К концу чураевского «зимнего сезона» был опубликован один мой рассказ, и я тоже стала объектом внимания двух поэтов — Василия Логинова и Василия Обухова. Василию Логинову было тогда, наверно, лет сорок пять. Знакомы мы были давно: он постоянно участвовал в литературных вечерах моих родителей и даже какое-то время жил у нас, когда у него кончились деньги. Происходил он из семьи богатых сибирских купцов и никак не мог привыкнуть к совершенно другой жизни, начавшейся после революции. Ушибленный революцией, он вел богемный образ жизни не потому, что это ему нравилось, а потому, что он просто не умел зарабатывать на жизнь и как-то устраиваться. Образование он получил очень хорошее, классическое, читал по-латыни и по-древнегречески, но влачил нищенское и какое-то безысходное существование.

Приходя в наш дом, он начинал смотреть на меня сквозь толстые стекла очков, курить одну папиросу за другой и тяжело вздыхать. Иногда я вступала с ним в серьезные беседы о глубинном смысле моих любимых стихов, а русскую поэзию он знал прекрасно. Но я не понимала ни его боли и отчаяния, ни его чувства по отношению ко мне. Я могла мимоходом сказать подруге Елене: «Думаю, Логинов в меня влюблен», но ничего не чувствовала по отношению к этому грустному человеку и его любовь не приносила мне ни радости, ни удовольствия. Я сохранила маленькую рукописную книжечку его стихов, посвященных мне. Перечитав их недавно, я была глубоко тронута нежностью и заботливым отношением ко мне, сквозящих в этих стихах. Мы ничего о нем не слышали после нашего отъезда из Харбина.

Второй мой поклонник, Василий Обухов, был интересным мужчиной лет под тридцать. Он принадлежал к ядру литераторов «Чураевки» и регулярно печатался. На одном из собраний Обухов подошел ко мне и спросил: «Можно мне проводить вас домой?» — «Мне было бы очень приятно, — ответила я, польщенная его вниманием. — Но я живу на самой окраине, и последний трамвай...» Он не дал договорить, подал мне пальто, и мы отправились. Сели на трамвай, доехали до конечной остановки и пошли по пустынной грунтовой дороге к дому, разговаривая об общих знакомых и о прочитанных книгах. Когда мы дошли до ворот дома, он попросил разрешения прийти в гости.
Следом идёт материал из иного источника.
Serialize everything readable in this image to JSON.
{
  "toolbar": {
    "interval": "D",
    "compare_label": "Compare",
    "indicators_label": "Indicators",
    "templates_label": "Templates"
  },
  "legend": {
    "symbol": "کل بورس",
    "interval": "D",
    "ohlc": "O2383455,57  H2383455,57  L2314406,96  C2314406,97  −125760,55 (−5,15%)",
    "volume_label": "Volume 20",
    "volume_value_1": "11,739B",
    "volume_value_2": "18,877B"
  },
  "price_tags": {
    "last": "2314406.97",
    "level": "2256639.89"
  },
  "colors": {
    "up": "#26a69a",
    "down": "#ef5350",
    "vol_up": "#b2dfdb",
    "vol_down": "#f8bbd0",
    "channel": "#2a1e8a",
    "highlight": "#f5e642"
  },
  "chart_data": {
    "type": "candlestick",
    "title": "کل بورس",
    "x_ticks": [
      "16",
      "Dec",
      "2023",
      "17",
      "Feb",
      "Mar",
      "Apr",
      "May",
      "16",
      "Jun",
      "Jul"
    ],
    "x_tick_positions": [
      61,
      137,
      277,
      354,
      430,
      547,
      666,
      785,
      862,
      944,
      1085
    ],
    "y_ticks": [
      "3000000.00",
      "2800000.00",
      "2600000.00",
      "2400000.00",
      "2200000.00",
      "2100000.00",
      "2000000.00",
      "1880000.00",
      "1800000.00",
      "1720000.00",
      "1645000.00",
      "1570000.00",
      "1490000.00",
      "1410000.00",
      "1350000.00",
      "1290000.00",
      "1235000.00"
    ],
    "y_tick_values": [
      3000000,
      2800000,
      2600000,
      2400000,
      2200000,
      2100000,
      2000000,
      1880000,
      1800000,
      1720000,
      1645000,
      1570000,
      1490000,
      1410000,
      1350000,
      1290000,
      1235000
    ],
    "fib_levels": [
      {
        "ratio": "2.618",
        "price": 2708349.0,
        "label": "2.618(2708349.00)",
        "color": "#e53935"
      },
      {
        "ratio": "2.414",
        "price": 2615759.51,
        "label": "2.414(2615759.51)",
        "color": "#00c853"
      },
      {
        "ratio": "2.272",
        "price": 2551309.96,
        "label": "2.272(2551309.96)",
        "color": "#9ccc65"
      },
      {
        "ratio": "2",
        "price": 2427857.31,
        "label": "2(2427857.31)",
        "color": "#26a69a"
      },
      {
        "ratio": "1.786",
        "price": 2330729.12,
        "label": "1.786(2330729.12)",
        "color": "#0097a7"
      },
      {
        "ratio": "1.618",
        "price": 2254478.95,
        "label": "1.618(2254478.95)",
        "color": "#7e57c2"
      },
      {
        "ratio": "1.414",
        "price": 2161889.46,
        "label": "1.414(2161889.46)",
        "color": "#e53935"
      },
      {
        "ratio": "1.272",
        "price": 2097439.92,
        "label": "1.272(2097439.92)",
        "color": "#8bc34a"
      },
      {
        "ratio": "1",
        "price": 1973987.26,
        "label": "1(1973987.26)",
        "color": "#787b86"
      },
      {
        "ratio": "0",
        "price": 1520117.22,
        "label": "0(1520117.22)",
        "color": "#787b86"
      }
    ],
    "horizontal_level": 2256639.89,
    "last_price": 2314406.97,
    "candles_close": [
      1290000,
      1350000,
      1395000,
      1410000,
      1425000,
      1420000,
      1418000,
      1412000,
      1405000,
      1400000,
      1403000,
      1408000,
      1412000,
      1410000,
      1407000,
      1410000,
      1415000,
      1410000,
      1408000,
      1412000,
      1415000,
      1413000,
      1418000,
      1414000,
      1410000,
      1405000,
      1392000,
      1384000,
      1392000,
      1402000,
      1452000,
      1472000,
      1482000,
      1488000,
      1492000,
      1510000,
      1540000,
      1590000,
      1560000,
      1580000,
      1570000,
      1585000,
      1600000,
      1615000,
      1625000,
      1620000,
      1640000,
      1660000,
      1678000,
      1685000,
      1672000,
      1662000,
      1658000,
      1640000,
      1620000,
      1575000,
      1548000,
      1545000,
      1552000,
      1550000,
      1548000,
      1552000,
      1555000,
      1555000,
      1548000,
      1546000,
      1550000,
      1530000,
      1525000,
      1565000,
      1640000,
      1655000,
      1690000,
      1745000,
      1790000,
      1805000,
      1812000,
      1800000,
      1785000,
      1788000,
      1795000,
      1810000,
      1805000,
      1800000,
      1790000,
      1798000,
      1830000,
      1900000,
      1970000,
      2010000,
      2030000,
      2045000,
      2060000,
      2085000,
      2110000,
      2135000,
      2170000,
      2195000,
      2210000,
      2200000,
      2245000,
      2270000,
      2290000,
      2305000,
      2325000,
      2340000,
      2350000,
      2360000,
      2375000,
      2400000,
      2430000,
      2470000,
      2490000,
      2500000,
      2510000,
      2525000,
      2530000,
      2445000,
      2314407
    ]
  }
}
Пришел он в следующее воскресенье, и мои родители пригласили его на ближайший литературный вечер. Вскоре Василий Обухов занял постоянное место рядом со мной на собраниях «Чураевки», встречал меня после института и провожал до дома. Он уже не прощался у ворот, а заходил в дом, выпивал чашку чая или гулял в саду, и почти все свободные дни мы проводили вместе. В его стихах, публиковавшихся в литературных изданиях Харбина, встречалось мое имя, и в обществе говорили о моей «победе». Была весна, и я с удовольствием принимала ухаживания Василия. Мне было очень интересно слушать про его жизнь, и я сочувствовала его переживаниям, понимая, как трудно быть эмигрантским поэтом, обреченным на жизнь в изгнании.

Конечно, было наивно с моей стороны ожидать того, что Василий долго будет довольствоваться такой степенной и приятной формой общения. Он явно хотел от меня большего, чем просто прогулки и разговоры. Шли недели, и я начала бояться его внезапных вспышек страсти, которые не вызывали у меня никакой ответной реакции. Наоборот. Я пугалась и отшатывалась от него, а Василий впадал в состояние раскаяния и горя.

В один из вечеров Василий провожал меня домой, мы ехали в трамвае. Вдруг я заметила женщину средних лет, пристально смотрящую на меня с нескрываемой ненавистью. Я отвернулась, но, когда мы вышли на своей остановке, за нами вышла и эта женщина. Василий увидел ее и быстро потянул меня в сторону со словами: «Пожалуйста, не обращай на нее внимания. Я ее знал, но после встречи с тобой сказал ей, чтобы держалась от меня подальше. Я с этим разберусь, не беспокойся».

Не понимая, что происходит, я чувствовала ее взгляд всю дорогу. Действительно, она шла за нами. Когда мы дошли до дома, Василий прижал меня к себе и сказал: «Что бы ни случилось, помни, что я тебя люблю. Я тебя люблю и хочу на тебе жениться. Моя жизнь без тебя ничего не стоит». После этого он отпустил меня и побежал за женщиной, прошедшей мимо нас. Я была потрясена и опять отметила для себя с удивлением, что все эти «любовные переживания» приносят, видимо, только несчастье.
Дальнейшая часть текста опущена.